Frente al próximo estreno de la película Potestad, del director Luis César D’Angiolillo, quisiera referirme a algunos conceptos sobre mi punto de vista acerca de la estética de los represores.
Esto concierne al problema de la subjetividad en los personajes que encarnan a “el represor” en mi teatro, tomando El señor Galíndez, El señor Laforgue, Paso de dos y Potestad, tomando los casos más paradigmáticos.

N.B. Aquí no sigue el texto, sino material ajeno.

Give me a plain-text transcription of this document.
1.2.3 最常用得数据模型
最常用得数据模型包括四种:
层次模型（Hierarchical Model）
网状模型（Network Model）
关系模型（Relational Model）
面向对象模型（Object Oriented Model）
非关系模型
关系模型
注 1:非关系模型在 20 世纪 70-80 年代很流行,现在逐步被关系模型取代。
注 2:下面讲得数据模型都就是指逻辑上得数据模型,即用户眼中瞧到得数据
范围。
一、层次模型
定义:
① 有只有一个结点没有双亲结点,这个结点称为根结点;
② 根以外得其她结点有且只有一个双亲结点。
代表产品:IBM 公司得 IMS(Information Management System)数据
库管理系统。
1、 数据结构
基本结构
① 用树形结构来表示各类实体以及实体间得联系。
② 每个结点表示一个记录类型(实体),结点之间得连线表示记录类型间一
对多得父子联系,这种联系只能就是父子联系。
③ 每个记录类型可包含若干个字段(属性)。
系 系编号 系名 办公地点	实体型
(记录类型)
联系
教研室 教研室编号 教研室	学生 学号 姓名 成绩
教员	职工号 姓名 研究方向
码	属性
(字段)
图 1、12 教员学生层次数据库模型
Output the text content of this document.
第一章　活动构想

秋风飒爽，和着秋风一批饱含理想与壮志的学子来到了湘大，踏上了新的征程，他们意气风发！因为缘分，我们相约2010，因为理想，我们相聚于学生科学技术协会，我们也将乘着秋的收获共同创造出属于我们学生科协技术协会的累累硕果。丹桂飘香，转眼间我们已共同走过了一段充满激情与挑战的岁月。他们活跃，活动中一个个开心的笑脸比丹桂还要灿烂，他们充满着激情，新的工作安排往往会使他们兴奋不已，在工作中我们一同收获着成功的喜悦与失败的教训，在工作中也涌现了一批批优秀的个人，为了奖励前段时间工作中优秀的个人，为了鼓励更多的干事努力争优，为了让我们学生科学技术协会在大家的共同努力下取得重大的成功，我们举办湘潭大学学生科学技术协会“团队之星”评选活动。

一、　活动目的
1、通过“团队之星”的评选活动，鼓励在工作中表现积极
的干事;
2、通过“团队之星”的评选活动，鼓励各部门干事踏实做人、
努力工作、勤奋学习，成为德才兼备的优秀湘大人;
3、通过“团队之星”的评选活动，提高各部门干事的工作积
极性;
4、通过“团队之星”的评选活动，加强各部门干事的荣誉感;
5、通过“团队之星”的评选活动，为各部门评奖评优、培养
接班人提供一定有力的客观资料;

Algunas veces se me ha sugerido que los “personajes” que encarno como actor en mis obras representando al represor, producen en el espectador un cierto nivel de identificación durante parte de la obra, e incluso despiertan simpatía y luego se “revelan” como verdaderos monstruos de la represión, produciendo en el espectador un cierto sentimiento de fraude, engaño o ambigüedad. ¿Cómo un médico al servicio de organismos de inteligencia y responsable directo del rapto de una niña puede al mismo tiempo despertar simpatía en la primera parte del espectáculo? ¿Cómo puedo identificarme a lo largo de la obra con las angustias reconocibles de este hombre, si luego ese mismo personaje en quien me “reconocí” se me revela como un “monstruo represor” al que no merezco tener piedad o pena y mucho menos simpatía? O, más precisamente, ¿cómo un raptor de una niña puede abrigar sentimientos de pena por la pérdida de “su niña”, cuando los organismos de derechos humanos, a través de la Justicia, logran liberar a la niña de su rapto para devolverla a su familia original? ¿Puede acaso un raptor de niños sentir ternura o pena por la niña a quien robó su identidad? ¿No es acaso el “niño raptado” una prótesis de la falta o castración del raptor, y siendo sólo prótesis de su falta esto le impediría desarrollar hacia ella sentimientos tiernos, porque la niña raptada es sólo prótesis narcisista?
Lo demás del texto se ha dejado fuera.